In Syria, few conciliatory signs as peace talks loom
- 18 January 2014
- From the section Middle East
In northern Damascus lies the neighbourhood of Barzeh, split between Barzeh with its pre-fabricated houses, old Barzeh al-Balad, and the slum of Ish al-Warwar.
It has been the scene of fighting for more than 15 months.
Like in other parts of the country, peaceful protests there gave way to armed confrontations, when the government brutally cracked down.
But there is something particular about Barzeh. It is mainly inhabited by Sunni Muslims in Barzeh al-Balad valley, and Alawites, loyal to President Bashar al-Assad, concentrated in Ish al-Warwar on Mount Qassioun.
Government forces used the mountain to launch artillery and rocket attacks on Barzeh and elsewhere in the Ghouta, an agricultural belt around Damascus.
The valley of Barzeh al-Balad suffered the worst violence, with government shelling, kidnapping and mass killings by paramilitary Popular Committees, now known as the National Defence Army, mainly from the Alawite minority.
But today there is a truce in Barzeh. The government has struck a deal with the armed opposition there, the Free Syrian Army (FSA). The FSA is returning heavy weapons - such as tanks - which they captured from the government, and in turn are allowed to become a civil police governing the neighbourhood.
Displaced families are being allowed back and the government is due to free detainees.
At the checkpoints of Barzeh, both forces now stand together and they eat the same food.
These two sides who have been fighting and killing each other have now come to terms. But Barzeh holds important strategic significance, as it is on the road that leads to Latakia where the government needs to secure the delivery of chemical weapons to the port.
Sending a message
In other areas, however, the government is still using a "starve to submission" policy, activists say, denying food access to opposition areas to force into submission.
More than 50 civilians including children are reported to have died of hunger in Yarmouk, a Palestinian refugee camp in southern Damascus.
Muadhamiya in the western suburbs went through the same thing and the armed opposition had to surrender to break the siege.
The timing of the Barzeh truce is significant for the government. It wants to send the message before Geneva that it is capable of reconciliation without the need of international efforts.
It also wants to take pre-emptive measures to avoid any suggestions of introducing UN peacekeepers to Syria. This is something President Bashar al-Assad's government doesn't want to see, a UN official told me in Damascus.

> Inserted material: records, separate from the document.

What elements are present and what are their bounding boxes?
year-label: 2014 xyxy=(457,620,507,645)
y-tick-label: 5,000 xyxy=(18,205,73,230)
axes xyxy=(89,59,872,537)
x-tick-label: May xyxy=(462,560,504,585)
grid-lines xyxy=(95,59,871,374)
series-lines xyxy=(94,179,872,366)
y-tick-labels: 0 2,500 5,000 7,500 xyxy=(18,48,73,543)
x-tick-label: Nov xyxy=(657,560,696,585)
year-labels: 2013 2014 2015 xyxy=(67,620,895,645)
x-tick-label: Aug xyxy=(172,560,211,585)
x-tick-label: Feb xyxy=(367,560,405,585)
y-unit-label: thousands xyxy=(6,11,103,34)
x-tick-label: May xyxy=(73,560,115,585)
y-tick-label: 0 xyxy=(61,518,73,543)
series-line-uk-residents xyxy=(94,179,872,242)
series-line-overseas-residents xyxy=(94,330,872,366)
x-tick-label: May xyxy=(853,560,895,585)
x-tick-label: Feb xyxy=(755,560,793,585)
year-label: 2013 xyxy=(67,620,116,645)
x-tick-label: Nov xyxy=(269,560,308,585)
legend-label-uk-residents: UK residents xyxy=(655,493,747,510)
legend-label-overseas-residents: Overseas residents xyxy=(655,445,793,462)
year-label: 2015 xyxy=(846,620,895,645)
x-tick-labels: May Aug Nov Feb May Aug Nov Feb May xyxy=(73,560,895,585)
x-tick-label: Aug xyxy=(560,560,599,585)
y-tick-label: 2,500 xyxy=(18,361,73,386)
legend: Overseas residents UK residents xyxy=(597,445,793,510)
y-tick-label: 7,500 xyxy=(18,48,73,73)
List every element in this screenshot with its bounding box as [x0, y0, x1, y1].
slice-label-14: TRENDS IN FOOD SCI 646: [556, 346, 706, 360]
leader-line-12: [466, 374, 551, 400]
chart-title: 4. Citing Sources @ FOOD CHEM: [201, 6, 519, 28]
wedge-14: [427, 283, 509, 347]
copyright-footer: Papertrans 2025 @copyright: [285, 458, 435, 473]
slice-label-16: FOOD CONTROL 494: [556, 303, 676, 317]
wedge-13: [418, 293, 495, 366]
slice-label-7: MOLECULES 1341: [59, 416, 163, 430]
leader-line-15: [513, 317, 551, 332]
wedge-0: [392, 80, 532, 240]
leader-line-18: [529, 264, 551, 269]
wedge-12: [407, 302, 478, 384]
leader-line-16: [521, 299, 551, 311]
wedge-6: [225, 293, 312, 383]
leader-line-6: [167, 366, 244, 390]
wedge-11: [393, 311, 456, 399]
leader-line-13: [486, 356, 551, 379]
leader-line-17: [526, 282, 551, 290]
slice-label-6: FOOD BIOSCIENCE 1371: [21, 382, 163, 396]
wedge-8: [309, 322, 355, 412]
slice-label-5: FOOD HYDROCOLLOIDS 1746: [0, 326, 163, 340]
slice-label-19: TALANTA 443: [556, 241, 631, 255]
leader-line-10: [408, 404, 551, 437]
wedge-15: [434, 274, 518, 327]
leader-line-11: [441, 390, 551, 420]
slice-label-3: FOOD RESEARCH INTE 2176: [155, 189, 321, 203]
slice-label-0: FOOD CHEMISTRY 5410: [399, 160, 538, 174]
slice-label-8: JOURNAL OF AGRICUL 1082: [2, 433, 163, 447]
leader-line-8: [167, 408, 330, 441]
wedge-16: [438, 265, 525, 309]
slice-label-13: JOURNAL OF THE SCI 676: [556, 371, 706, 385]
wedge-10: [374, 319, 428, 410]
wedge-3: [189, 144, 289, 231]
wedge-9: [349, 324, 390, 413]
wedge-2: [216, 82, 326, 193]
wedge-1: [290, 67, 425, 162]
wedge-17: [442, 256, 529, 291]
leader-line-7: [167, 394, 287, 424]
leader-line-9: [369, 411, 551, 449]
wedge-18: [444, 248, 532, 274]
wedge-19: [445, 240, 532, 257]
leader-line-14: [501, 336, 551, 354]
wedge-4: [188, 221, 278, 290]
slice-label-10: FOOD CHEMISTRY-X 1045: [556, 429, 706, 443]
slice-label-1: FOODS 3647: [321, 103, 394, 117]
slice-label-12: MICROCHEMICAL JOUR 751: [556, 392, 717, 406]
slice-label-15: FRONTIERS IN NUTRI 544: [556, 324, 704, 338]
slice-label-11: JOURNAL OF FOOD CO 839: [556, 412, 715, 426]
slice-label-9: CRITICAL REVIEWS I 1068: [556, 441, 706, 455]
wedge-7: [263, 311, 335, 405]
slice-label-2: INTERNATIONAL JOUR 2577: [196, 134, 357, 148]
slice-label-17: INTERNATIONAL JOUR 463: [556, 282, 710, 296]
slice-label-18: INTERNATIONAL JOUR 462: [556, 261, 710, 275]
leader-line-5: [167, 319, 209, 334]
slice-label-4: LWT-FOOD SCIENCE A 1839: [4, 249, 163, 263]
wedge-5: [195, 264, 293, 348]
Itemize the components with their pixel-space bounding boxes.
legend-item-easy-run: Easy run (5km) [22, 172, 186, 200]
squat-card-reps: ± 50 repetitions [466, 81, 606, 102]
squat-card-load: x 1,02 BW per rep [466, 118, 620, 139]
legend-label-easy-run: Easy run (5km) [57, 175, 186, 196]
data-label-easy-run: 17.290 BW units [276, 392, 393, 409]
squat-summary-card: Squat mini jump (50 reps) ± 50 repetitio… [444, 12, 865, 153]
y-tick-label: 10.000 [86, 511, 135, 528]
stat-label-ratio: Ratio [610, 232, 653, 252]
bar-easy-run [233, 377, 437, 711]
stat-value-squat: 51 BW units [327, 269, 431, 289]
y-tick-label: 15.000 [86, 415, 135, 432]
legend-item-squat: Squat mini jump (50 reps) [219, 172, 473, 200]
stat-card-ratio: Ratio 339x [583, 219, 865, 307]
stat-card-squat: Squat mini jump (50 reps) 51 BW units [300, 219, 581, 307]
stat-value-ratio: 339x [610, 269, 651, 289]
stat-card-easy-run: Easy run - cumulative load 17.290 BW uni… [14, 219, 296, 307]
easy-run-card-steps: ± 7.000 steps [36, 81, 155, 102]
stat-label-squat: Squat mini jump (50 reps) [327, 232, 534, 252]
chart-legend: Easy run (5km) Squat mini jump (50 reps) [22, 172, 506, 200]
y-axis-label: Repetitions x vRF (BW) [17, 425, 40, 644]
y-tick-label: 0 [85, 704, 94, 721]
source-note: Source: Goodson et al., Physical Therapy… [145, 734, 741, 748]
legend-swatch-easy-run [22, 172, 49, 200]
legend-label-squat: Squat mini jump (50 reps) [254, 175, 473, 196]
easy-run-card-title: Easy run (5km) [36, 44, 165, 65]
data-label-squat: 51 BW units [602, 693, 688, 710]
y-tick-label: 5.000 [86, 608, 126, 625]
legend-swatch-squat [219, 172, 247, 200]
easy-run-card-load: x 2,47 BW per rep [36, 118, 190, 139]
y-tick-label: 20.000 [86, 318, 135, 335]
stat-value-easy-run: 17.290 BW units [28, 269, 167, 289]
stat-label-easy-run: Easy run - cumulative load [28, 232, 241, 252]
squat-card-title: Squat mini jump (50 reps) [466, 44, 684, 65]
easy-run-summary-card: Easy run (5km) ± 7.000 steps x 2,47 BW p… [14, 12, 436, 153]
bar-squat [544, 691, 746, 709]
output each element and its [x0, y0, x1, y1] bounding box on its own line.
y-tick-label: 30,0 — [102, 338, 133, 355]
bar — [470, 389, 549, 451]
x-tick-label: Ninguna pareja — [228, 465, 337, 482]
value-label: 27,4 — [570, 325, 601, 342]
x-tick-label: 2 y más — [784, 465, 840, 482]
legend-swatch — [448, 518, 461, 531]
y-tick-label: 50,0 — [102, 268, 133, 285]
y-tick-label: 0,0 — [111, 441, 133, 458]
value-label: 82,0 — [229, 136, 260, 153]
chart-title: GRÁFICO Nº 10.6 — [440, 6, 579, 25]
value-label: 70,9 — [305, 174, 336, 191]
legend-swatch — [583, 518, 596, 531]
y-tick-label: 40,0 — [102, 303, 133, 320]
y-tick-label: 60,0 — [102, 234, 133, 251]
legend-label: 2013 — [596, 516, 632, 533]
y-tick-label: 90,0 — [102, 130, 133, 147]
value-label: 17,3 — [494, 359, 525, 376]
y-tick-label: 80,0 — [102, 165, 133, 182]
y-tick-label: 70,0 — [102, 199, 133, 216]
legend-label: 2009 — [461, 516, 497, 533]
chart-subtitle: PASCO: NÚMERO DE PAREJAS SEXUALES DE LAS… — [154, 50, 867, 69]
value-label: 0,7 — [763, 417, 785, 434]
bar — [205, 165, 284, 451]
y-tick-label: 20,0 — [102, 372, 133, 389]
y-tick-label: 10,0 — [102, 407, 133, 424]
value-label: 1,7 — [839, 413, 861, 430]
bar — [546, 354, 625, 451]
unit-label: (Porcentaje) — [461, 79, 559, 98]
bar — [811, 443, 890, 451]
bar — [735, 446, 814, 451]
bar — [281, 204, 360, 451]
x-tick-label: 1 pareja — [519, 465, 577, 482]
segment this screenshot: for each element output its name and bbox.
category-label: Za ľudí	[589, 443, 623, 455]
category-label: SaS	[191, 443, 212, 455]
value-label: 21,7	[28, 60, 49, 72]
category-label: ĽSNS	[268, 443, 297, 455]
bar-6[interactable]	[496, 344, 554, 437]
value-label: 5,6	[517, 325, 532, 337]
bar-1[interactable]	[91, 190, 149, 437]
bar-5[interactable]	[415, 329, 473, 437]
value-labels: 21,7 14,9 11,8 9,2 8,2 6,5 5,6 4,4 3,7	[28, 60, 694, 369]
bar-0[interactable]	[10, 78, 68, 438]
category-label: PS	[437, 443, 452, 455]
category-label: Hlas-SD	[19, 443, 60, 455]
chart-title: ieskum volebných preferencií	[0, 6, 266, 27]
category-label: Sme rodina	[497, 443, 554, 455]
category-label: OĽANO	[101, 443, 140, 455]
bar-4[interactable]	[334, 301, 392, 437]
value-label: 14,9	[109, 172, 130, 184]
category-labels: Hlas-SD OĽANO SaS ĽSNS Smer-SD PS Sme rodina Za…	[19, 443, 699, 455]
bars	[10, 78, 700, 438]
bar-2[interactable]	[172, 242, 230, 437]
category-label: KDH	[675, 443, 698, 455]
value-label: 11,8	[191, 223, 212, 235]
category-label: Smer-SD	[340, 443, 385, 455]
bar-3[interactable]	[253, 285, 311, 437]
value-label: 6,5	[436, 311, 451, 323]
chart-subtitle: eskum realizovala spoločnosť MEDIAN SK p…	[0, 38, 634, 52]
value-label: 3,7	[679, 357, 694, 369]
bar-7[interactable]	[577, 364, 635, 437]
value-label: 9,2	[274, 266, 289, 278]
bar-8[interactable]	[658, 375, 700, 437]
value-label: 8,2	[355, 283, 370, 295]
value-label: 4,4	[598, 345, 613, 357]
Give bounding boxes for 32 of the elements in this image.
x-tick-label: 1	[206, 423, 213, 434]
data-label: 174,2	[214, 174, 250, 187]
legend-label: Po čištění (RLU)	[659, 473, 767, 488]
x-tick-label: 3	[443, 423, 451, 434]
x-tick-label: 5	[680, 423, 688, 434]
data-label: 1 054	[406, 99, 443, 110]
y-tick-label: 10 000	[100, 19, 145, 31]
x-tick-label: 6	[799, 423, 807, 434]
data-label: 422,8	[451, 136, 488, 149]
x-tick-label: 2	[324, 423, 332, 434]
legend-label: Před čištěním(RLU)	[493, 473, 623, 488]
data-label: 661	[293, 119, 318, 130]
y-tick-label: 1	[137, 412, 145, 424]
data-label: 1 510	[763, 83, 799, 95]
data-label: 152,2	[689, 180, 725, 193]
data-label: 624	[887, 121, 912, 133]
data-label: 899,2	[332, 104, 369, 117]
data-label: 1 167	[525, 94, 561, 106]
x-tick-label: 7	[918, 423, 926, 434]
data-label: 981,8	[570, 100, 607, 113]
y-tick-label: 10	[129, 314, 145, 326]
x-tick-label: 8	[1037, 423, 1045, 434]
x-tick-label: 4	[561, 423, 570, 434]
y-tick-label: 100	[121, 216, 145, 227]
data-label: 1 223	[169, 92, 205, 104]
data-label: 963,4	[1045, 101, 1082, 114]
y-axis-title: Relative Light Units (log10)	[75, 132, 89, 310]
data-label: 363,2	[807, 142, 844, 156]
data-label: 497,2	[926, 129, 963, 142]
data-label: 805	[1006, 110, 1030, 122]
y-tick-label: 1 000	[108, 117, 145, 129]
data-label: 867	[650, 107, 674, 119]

Meanwhile, the Syrian leadership sees Geneva as a conference for fighting "terrorism" - a term used to describe the armed opposition - and they insist it is not about giving up power.
In fact, members of the government repeatedly said that President Assad has the right to run for elections in 2014 at the end of his term.
"President Assad is coming out of the cold again and becoming an important player after the deal on [removing] the chemical weapons," one analyst close to the government said.
"He is the only one who can deliver such a mission, so why should he make any concession?"
The National Defence Army does not seem to have any interest in peace talks. It has become an alternative force that rules district by district.
It is accused of having committed many offences, including kidnapping businessmen in government-controlled areas and making hundreds of thousands of dollars in ransoms. For them, the continuation of the conflict is feeding their economy.
To outsiders, the regime seems to be one entity that is solid. But in fact, there are different powers at play inside Syria.
There are internal power struggles and external forces like Hezbollah, Iran's Revolutionary Guards and Iraqi Shia militias like the Zulfikar and Abou al-Fadhal al-Abbas Brigades. Many of these forces are seen in public, especially around Shia religious sites.
But what makes the regime strong is in fact its allies - Iran and Russia.
They have had one firm position since the start of the uprising - to support Syria's president.
An Iranian diplomat told members of the "tolerated" national opposition inside Syria during a meeting at the embassy: "Iran bets on Assad as a person, he is indispensible for us."
And while the rebel groups are locked in fighting with the al-Qaeda-linked Isis (also know as Isil) jihadists in the north, the government is pursuing its crackdown on peaceful activists in the capital.
Campaigns of arrest are continuing, targeting members of the "tolerated" opposition and members of Al-Shabab Al-Souri Al-Thaer - a group of Christians, Alawites and Druze who want to continue with peaceful activism amidst the rise of Islamist opposition groups.
Almost everyone is sent to the Anti-Terrorism Court (formed in 2012) - a sign the government is unwilling to make any concession.
But for the civilians who are caught up in the war, an end to the suffering is all they want.
What was once a call for freedom has now turned into a cry for survival.